Hacker News new | ask | show | jobs
by kogepathic 3427 days ago
> it also has practical benefits if you are looking to build on the design to say, integrate an fpga.

Okay, what prevents me from designing my own PCB to replace the one in my phone? I can measure the physical dimensions, look up the datasheet for the LCD screen and camera connector and get a new board made.

Since this isn't very practical, no one does it.

It's going to cost far more than any reasonable person would spend to manufacture a modified PCB with an FPGA for this laptop.

If you're going to tell me "well the design is open so you can kickstart it as an alternative" then I'd invite you to ask the OpenMoko guys about how many units they sold. [0]

For anyone who wants a "modular" laptop, just buy one of the above HDMI/USB "lapdocks" and Velcro the Raspberry Pi to the back of the LCD. In the long run it will be just as robust and "modular" as this Olimex product.

I previously worked on getting Debian+E17 running on the OpenMoko, so I'm not just talking out my ass on this.

[0] https://shop.goldelico.com/wiki.php?page=GTA04

1 comments

I think, these are just argument why this isn't a good fit for you.
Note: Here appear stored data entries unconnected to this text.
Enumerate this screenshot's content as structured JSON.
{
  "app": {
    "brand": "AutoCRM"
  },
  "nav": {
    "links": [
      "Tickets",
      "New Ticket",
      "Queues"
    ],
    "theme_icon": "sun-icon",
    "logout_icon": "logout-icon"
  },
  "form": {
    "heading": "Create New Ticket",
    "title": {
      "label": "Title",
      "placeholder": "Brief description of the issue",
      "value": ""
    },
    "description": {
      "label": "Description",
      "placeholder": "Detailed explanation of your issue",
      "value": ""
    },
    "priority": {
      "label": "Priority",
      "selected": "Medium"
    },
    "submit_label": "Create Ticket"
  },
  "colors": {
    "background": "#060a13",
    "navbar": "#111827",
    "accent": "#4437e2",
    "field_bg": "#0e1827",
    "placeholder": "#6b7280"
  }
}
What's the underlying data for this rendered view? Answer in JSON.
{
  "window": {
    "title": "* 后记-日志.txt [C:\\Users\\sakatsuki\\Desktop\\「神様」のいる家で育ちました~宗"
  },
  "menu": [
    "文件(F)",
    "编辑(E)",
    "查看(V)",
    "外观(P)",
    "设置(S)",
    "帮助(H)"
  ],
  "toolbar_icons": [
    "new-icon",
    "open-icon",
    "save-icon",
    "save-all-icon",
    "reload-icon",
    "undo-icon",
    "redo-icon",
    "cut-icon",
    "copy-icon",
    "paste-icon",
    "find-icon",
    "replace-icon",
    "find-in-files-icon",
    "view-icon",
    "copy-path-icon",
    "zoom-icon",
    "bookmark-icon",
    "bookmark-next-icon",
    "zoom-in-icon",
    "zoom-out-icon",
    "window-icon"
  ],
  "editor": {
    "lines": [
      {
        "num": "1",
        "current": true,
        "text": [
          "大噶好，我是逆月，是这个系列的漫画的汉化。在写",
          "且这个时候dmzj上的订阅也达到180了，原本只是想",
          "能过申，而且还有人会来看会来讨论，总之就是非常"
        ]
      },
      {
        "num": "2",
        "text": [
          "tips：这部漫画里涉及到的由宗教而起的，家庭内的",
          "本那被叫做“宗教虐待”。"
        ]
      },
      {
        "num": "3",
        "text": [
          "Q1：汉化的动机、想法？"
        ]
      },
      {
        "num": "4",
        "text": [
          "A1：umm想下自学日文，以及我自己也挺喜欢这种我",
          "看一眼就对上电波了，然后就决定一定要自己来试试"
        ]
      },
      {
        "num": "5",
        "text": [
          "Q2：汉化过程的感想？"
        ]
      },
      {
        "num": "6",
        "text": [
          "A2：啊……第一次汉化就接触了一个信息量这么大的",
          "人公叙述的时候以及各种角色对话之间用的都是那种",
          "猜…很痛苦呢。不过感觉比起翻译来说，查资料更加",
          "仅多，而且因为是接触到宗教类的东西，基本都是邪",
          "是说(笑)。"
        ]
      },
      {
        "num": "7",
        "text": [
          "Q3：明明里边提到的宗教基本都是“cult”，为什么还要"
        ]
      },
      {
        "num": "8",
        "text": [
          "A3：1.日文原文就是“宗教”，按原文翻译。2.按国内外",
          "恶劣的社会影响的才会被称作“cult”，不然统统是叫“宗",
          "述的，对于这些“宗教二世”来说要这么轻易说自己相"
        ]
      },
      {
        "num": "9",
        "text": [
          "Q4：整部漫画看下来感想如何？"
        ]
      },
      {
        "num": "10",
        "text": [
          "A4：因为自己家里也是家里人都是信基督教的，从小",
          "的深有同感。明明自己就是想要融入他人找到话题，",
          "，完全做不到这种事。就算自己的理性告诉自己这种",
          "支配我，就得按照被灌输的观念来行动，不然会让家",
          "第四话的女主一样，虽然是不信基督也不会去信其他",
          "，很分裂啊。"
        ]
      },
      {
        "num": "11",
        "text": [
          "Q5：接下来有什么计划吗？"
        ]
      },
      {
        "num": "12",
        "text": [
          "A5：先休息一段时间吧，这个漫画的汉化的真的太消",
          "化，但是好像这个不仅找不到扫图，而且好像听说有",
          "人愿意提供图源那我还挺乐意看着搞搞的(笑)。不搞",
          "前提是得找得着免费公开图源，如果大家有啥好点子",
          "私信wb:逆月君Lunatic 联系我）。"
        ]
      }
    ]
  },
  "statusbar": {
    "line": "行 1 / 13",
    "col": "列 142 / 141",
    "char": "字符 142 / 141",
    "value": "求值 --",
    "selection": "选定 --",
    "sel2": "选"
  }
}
However it's not really a good argument that this is a bad thing in every use case. Calling this a "bad" laptop when the only other laptop that's open to this degree that I'm aware of is bunnie's novena seems a bit silly.

Building on an established design is going to be far easier than bringing up a new PCB. I'd estimate you could get prototypes of this board (6 layer) made for <<1000USD.

If I needed embedded compute, for an instrument I was designing for low volume manufacture I'd consider these boards. If nothing else, I could probably get them fabbed myself if necessary/desirable.

I can see many use cases like this. As well as the fact that some users just philosophically prefer computers whose design is as open as possible.